Fofi, Mandelli confermato presidente, Croce il più votato alle elezioni per il CdA Enpaf

Fofi, Mandelli confermato presidente, Croce il più votato alle elezioni per il CdA Enpaf

Roma, 26 aprile – Ci chiudono nel segno della continuità le elezioni per il rinnovo dei vertici di Fofi ed Enpaf, la Federazione degli Ordini dei farmacisti l’Ente di previdenza di categoria: Andrea Mandelli ed Emilio Croce (nelle foto sotto) al termine delle consultazioni, svoltesi entrambe a Roma da venerdì 23 a domenica  (quelle della Fofi nella sede sociale di via Palestro, quelle dell’Enpaf ospitate dal Nobile Collegio Chimico Farmaceutico) sono stati infatti confermati alla presidenza dei due organismi per il prossimo quadriennio (nel caso della Fofi) e il prossimo triennio (Enpaf).
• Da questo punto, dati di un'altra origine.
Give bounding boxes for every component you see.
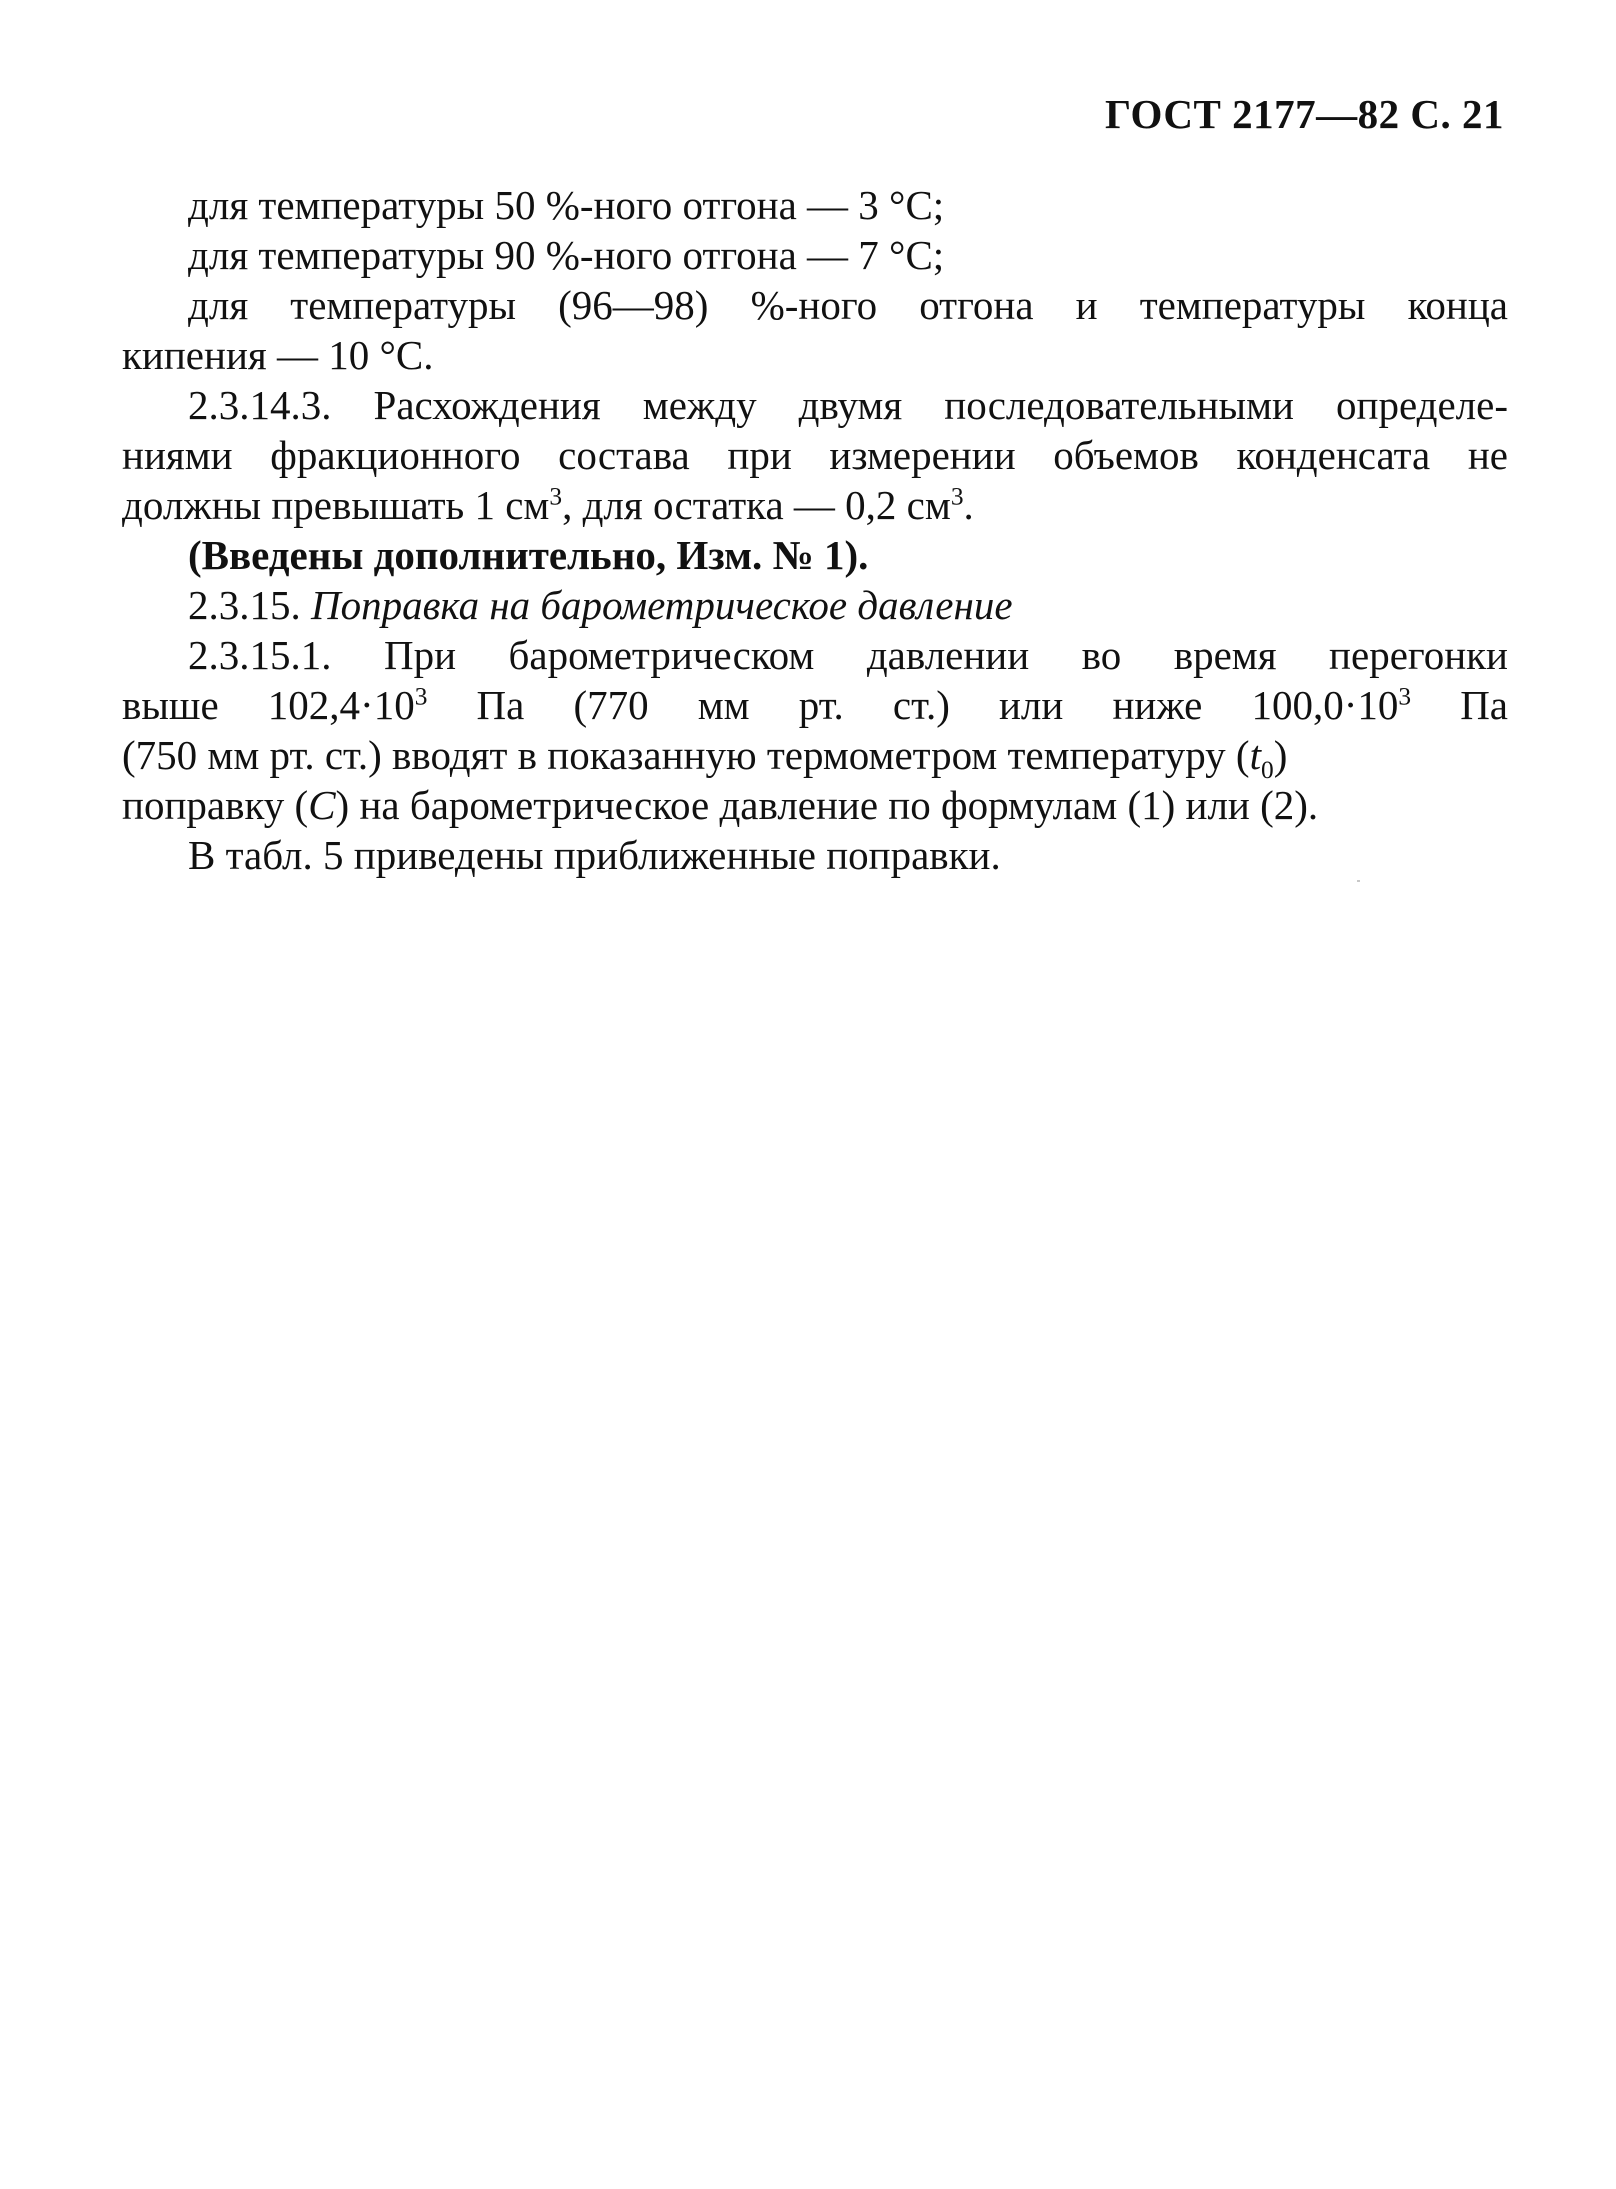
text-fragment: выше 102,4·10 bbox=[122, 682, 415, 728]
clause-2-3-15-1-line bbox=[122, 780, 1508, 830]
section-heading bbox=[122, 580, 1508, 630]
text-fragment: должны превышать 1 см bbox=[122, 482, 550, 528]
text-fragment: поправку ( bbox=[122, 782, 309, 828]
text-line: для температуры 50 %-ного отгона — 3 °С; bbox=[188, 182, 945, 228]
clause-2-3-14-3-line: 2.3.14.3. Расхождения между двумя последовательными определе- bbox=[188, 382, 1508, 428]
text-fragment: . bbox=[963, 482, 974, 528]
superscript: 3 bbox=[950, 482, 964, 511]
clause-2-3-14-3-line bbox=[122, 480, 1508, 530]
text-line: для температуры 90 %-ного отгона — 7 °С; bbox=[188, 232, 945, 278]
text-fragment: (750 мм рт. ст.) вводят в показанную термометром температуру ( bbox=[122, 732, 1250, 778]
subscript: 0 bbox=[1261, 756, 1274, 785]
superscript: 3 bbox=[1398, 682, 1412, 711]
variable-symbol: С bbox=[308, 782, 336, 828]
superscript: 3 bbox=[414, 682, 428, 711]
clause-2-3-15-1-line: 2.3.15.1. При барометрическом давлении во время перегонки bbox=[188, 632, 1508, 678]
section-number: 2.3.15. bbox=[188, 582, 301, 628]
text-fragment: Па (770 мм рт. ст.) или ниже 100,0·10 bbox=[427, 682, 1399, 728]
clause-2-3-15-1-line bbox=[122, 680, 1508, 730]
text-fragment: ) bbox=[1273, 732, 1288, 778]
clause-2-3-14-3-line: ниями фракционного состава при измерении объемов конденсата не bbox=[122, 432, 1508, 478]
text-line: для температуры (96—98) %-ного отгона и температуры конца bbox=[188, 282, 1508, 328]
text-fragment: , для остатка — 0,2 см bbox=[562, 482, 951, 528]
scan-speck bbox=[1357, 880, 1360, 882]
clause-2-3-15-1-line bbox=[122, 730, 1508, 785]
variable-symbol: t bbox=[1249, 732, 1261, 778]
body-text bbox=[122, 180, 1508, 880]
text-line: В табл. 5 приведены приближенные поправки. bbox=[188, 832, 1001, 878]
section-title: Поправка на барометрическое давление bbox=[311, 582, 1013, 628]
amendment-note: (Введены дополнительно, Изм. № 1). bbox=[188, 532, 869, 578]
text-fragment: Па bbox=[1411, 682, 1508, 728]
text-fragment: ) на барометрическое давление по формулам (1) или (2). bbox=[335, 782, 1319, 828]
text-line: кипения — 10 °С. bbox=[122, 332, 434, 378]
running-header: ГОСТ 2177—82 С. 21 bbox=[1104, 91, 1504, 137]
superscript: 3 bbox=[549, 482, 563, 511]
Subito dopo la proclamazione dei risultati, che hanno visto Mandelli ottenere 184 voti su 205 votanti (il 96% degli aventi diritto), il “nuovo” Comitato Centrale della Fofi si è riunito per l’elezione del Consiglio di Presidenza. La squadra di vertice risulta pienamente confermata, com’era nelle previsioni: il presidente Mandelli sarà ancora affiancato da Luigi D’Ambrosio Lettieri (vicepresidente), Maurizio Pace (segretario) e Mario Giaccone (tesoriere). Completano i quadri del Comitato centrale Andrea Carmagnini,  Vitaliano Corapi, Florindo Cracco, Luciano Diomedi, Maximin Liebl, Paolo Manfredi, Maurizio Manna, Roberto Pennacchio, Gianfranco Picciau, Francesco Rastrelli  e Giovanni Zorgno. Il Collegio dei Revisori dei conti sarà costituito da Andrea Giacomelli e Giuseppe Guaglianone (effettivi) e dal supplente Sigismondo Rizzo.

In una nota diffusa nel pomeriggio di ieri, Fofi sottolinea che il risultato delle consultazioni professionali  “premia la linea politica professionale, perseguita in questi anni dalla Federazione, a sostegno della sanità pubblica, delle istituzioni e a beneficio dei cittadini”. Il Comitato centrale, nella sua prima seduta, ha deliberato di avvalersi del supporto di tre commissioni di lavoro appositamente costituite: la prima è quella per le Pari opportunità, che sarà  coordinata da Daniela Musolino, presidente dell’Ordine di Reggio Calabria; la seconda si dedicherà alla tematica della Medicina di genere e sarà coordinata da Risultato immagine per emilio croce ordine farmacistiAnna Olivetti, presidente dell’Ordine di Gorizia e la terza al Volontariato e Solidarietà, affidata al coordinamento di Enrica Bianchi, presidente dell’Ordine di Cuneo.

Il comitato centrale ha anche fissato i  primi punti dell’agenda di lavoro del nuovo quadriennio: il primo sarà la revisione del documento di Palazzo Marini del 2006, nel quale venne tracciata una sorta di road map per lo sviluppo della professione farmaceutica e che deve essere necessariamente aggiornato alla luce delle profonde trasformazioni intervenute negli ultimi 15 anni (non ultima l’emergenza pandemica, nel corso della quale i farmacisti e la farmacia hanno avuto modo di dimostrare il loro ruolo fondamentale nell’assistenza di prossimità).  Altro impegno, quello di un confronto con l’Europa, per verificare l’evoluzione della figura professionale in altre realtà nazionali, anche al fine di  ricavare spunti, ispirazioni e occasioni per un comune cammino di sviluppo professionale.

Anche il voto per il nuovo consiglio di amministrazione dell’Enpaf è stato all’insegna della piena continuità: sono risultati eletti in quota titolari di farmacia Emilio Croce (presidente uscente, risultato il più votato), Paolo Diana,  Domenico Dal Re e Giuseppe De Filippis. In quota non titolari sono stati eletti Paolo Savigni (vice presidente uscente), Luciano Maschio, Enzo Santagada e Lino Imperatore. Completano i quadri dirigenziali espressi dalla professione  componenti il collegio dei sindaci: quelli effettivi saranno Alessandro Somacal e Giovanni Puglisi, affiancati dai supplenti Massimo De Fina e Silvio Di Giuseppe.

L’organo di gestione dell’ente di previdenza, di cui è membro di diritto anche il presidente della Fofi, dovrà ora essere completato dalle nomine di competenza dei ministeri vigilanti: il Lavoro e la Salute nomineranno un membro ciascuno del Consiglio di amministrazione, sempre al ministero del Lavoro compete la nomina del presidente del Collegio dei sindaci, che sarà completato da un membro di nomina del ministero dell’Economia.